RDC : le dialogue peut-il accoucher d’une souris après l’exclusion de l’AFC-M23 ?

RDC : le dialogue peut-il accoucher d’une souris après l’exclusion de l’AFC-M23 ?

Après la fixation des contours du dialogue national par Félix Tshisekedi, une interrogation taraude les esprits : comment parler de la crise dans le pays sans mettre autour de la table ceux qui font la guerre dans l’Est ? L’AFC/M23, qui contrôle aujourd’hui plusieurs territoires dans l’Est, est exclue du processus. Le président a plutôt posé une condition ferme : pour participer au dialogue, les belligérants devront quitter la rébellion de l’AFC/M23 avant le début des discussions et condamner clairement l’agression dont le pays est victime.

Par Charles Muhindo

L’exclusion de l’AFC/M23 fait suite à son soutien présumé par le Rwanda dans la guerre qui sévit à l’Est du pays. Mais le problème reste entier. La rébellion est bel et bien active sur le terrain. Elle contrôle des villes et des territoires, porte des revendications et dispose d’une force militaire difficile à démanteler pour l’instant. L’écarter d’une rencontre censée chercher une solution à la crise sécuritaire et politique ne semble donc ni logique ni de nature à faire disparaître le problème.

Le dialogue aurait justement pu être l’occasion de demander aux responsables de l’AFC/M23 les motivations qui les ont poussés à prendre les armes, d’écouter leurs revendications et d’obtenir un cessez-le-feu définitif ainsi que le désarmement des troupes rebelles. On peut être contre leurs revendications ou condamner leur manière de les défendre, mais cela ne change rien au fait qu’ils sont présents dans plusieurs agglomérations qui échappent au contrôle du gouvernement et qu’ils sont l’un des principaux acteurs de la crise à laquelle il faut trouver des solutions. On ne met pas fin à une guerre en refusant de parler à ceux qui la mènent.

Kinshasa n’a pas encore réussi à reprendre les territoires contrôlés par l’AFC/M23. La réorganisation de l’armée prendra du temps et les résultats sur le terrain ne sont pas encore rassurants. Si le dialogue se tient à Kinshasa pendant que la guerre continue à l’Est, il faudra bien, tôt ou tard, parler de ceux qui tiennent les armes et de ceux qui contrôlent les territoires.

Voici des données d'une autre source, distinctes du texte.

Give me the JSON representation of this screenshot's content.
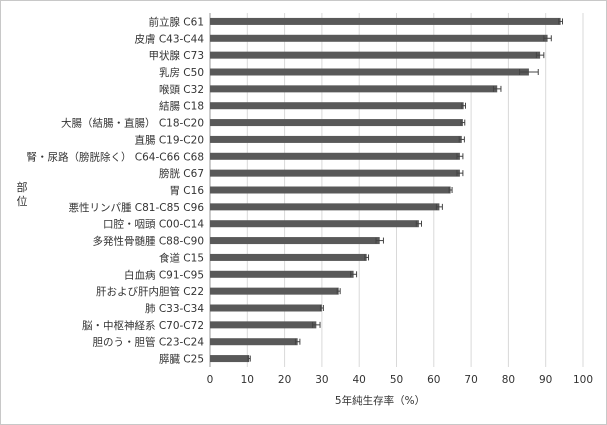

À cela s’ajoute le refus d’une partie de l’opposition. Franck Diongo, Seth Kikuni et Jean-Claude Vuemba ont déjà rejeté l’initiative sous le format présenté. Du côté de la C64, Moïse Katumbi, Jean-Marc Kabund, Martin Fayulu et Delly Sesanga contestent également le dialogue annoncé par Tshisekedi. Si ces acteurs restent dehors eux aussi, le dialogue ne sera pas inclusif au sens où on l’entend. Après les assises, d’autres revendications resteront donc sur la table et la crise risque de ne pas être résolue.

On pourrait alors avoir un dialogue avec une partie des acteurs politiques à Kinshasa, mais sans le principal groupe armé au centre de la crise dans l’Est et sans une grande partie de l’opposition. Les discussions pourront avoir lieu, les résolutions pourront être prises, mais les acteurs qui doivent appliquer ou accepter une partie de ces décisions ne seront pas là.

C’est là que se trouve le risque d’un dialogue qui se tiendrait sans réellement régler la crise : parvenir à un accord entre ceux qui sont présents, sans obtenir l’adhésion de ceux qui, sur le terrain, disposent encore des moyens de poursuivre le conflit.